Em que hora do dia você sente que trabalha melhor? Você tem algum ritual de preparação para a escrita?
Certamente pela manhã – após esse momento inicial de amanhecer junto ao dia. Gosto de escrever no claro, próxima a janelas, vidros, ventos, sóis, luminosidades. Os sábados são meus dias preferidos, porque não preciso me preocupar com compromissos em seguida. Gosto de ter tempo, de saber que tenho um espaço de horas – ainda que não o use inteiro – para me dedicar às palavras. É também quando leio, trechos de quatro ou cinco ou mais livros, a depender do momento. Meu ritual é somente esse: ter tempo e luz, e nada que me pressione ou prenda. Aí, me permito uma imersão completa.
Você escreve um pouco todos os dias ou em períodos concentrados? Você tem uma meta de escrita diária?

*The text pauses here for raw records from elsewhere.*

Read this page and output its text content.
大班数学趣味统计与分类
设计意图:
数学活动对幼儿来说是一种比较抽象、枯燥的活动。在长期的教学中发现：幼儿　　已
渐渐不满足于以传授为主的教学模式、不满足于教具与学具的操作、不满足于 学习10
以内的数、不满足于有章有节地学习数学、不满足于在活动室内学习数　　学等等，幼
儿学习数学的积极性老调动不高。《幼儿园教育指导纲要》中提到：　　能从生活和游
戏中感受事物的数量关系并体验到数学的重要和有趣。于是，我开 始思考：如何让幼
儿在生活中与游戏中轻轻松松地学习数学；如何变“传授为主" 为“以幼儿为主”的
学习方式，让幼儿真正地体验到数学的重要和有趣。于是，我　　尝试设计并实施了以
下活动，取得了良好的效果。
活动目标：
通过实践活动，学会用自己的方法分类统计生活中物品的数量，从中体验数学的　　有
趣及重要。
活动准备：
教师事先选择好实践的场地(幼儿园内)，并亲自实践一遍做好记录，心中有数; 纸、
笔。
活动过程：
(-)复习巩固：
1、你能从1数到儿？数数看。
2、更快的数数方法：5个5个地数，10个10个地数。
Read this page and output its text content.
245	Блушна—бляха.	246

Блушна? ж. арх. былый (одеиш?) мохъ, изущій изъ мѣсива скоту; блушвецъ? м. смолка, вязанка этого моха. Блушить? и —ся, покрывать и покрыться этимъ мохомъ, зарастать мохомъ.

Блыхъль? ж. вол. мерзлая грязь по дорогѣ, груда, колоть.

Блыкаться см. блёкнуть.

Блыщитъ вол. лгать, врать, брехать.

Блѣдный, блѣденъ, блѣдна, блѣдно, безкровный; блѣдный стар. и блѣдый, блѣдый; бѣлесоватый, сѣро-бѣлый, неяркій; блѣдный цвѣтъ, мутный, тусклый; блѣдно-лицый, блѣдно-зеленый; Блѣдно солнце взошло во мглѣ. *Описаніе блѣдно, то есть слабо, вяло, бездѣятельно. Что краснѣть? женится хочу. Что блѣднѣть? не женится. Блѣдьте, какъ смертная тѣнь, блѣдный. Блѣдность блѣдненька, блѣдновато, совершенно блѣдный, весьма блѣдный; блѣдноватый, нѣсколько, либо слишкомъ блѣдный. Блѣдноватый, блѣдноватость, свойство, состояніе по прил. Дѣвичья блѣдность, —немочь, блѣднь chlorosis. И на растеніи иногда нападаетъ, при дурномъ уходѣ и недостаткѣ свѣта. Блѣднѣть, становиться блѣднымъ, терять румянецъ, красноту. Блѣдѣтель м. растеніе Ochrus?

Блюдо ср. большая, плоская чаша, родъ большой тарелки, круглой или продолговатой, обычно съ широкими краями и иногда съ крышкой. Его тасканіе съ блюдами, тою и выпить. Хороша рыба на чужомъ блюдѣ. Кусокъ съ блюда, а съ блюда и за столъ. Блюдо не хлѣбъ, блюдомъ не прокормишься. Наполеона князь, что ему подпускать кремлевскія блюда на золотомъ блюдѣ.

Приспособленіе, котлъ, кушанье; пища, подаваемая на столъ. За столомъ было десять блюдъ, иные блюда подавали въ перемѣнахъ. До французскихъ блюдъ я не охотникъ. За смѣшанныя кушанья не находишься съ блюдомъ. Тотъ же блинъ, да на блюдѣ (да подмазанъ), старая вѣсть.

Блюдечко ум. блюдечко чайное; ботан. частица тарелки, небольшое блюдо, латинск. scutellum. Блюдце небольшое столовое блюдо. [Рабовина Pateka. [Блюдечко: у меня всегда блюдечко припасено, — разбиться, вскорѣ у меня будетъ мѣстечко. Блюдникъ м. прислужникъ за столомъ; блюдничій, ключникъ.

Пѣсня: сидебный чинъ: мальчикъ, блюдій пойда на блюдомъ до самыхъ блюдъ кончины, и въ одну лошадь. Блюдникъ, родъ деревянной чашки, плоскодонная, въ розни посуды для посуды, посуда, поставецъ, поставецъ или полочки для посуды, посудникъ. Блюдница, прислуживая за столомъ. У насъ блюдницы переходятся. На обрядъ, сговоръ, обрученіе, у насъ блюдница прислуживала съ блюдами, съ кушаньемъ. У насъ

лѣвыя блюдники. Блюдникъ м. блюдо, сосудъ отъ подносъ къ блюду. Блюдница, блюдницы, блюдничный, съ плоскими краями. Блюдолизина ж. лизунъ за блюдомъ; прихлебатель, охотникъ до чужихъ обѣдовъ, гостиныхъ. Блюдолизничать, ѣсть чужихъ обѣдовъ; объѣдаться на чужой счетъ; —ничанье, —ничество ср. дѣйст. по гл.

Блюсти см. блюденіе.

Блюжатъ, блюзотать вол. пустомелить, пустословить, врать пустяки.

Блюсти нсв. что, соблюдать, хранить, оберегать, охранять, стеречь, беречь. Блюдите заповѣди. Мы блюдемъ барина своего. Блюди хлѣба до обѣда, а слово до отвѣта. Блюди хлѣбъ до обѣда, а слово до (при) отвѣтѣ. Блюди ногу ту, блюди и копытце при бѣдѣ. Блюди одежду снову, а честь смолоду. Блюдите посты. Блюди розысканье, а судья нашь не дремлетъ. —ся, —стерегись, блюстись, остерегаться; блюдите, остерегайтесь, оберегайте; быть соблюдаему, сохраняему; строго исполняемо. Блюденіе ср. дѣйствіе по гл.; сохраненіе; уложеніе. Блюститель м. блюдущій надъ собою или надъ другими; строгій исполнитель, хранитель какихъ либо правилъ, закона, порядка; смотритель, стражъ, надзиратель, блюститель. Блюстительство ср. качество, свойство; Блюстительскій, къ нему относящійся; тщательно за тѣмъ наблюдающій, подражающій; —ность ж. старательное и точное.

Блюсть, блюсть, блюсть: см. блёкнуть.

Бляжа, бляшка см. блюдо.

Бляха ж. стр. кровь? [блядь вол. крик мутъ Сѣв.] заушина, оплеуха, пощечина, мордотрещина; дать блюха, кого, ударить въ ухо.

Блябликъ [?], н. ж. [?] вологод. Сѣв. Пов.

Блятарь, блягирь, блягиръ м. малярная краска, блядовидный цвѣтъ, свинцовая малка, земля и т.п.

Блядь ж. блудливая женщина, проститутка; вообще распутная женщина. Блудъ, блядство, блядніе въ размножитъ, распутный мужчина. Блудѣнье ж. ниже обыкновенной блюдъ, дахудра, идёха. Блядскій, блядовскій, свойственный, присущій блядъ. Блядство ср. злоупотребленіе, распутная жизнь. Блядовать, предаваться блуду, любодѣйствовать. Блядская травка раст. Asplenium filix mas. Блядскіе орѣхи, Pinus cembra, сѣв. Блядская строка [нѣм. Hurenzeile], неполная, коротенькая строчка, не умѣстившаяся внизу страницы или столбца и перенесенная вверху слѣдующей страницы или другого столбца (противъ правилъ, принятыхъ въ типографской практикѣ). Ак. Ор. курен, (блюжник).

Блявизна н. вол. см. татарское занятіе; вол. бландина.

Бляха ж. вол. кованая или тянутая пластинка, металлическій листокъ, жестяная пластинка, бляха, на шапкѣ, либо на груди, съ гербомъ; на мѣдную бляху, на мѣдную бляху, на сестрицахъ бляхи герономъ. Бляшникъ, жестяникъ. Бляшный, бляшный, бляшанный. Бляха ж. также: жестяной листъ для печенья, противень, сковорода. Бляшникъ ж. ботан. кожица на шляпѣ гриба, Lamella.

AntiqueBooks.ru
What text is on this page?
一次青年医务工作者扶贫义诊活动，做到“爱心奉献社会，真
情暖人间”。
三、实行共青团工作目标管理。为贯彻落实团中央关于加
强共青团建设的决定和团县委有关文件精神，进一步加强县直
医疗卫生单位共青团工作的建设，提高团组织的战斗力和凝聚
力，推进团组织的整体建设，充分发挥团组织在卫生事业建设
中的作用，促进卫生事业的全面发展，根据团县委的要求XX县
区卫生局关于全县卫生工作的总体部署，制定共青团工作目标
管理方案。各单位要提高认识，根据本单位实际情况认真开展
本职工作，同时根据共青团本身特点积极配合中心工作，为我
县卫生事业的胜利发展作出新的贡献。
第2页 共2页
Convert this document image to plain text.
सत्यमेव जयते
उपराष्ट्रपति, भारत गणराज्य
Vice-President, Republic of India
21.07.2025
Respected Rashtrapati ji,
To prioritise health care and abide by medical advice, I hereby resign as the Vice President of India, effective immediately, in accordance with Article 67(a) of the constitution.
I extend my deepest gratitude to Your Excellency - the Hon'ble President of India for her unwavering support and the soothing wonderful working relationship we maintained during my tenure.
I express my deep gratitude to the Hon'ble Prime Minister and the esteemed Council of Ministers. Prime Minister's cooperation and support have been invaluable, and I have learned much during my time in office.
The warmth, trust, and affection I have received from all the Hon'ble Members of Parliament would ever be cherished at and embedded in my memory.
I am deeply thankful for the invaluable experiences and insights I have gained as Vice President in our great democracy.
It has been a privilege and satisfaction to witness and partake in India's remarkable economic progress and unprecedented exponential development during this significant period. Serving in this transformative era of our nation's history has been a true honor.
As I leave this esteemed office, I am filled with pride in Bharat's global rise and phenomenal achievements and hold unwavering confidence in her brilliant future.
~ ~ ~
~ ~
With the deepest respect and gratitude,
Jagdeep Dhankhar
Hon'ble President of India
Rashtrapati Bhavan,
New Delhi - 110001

O que escrevo todos os dias são frases soltas, rompantes de ideias, filosofias de rua, sensações que me atravessam de acordo com o que me acontece a cada vez. Quando tenho um texto para nascer, ele suscita frases assim que giram em torno de uma mesma temática e em um período determinado (que geralmente não é o mesmo, mas não é longo, porque urgente), e, nesses casos, faz-se um tempo concentrado todo inteiro dedicado a ele. Quando tenho prazos, obviamente, também. Não tenho uma meta imediata de escrita diária porque infelizmente não consigo tempo & espaço suficientes para isso, ainda. Mas tenho uma a médio prazo, sim, a de alcançar esse espaçotempo – saudável, e não atropelada por tudo o que me proponho a fazer de uma vez – de ao menos duas horas ininterruptas para o mergulho disciplinado.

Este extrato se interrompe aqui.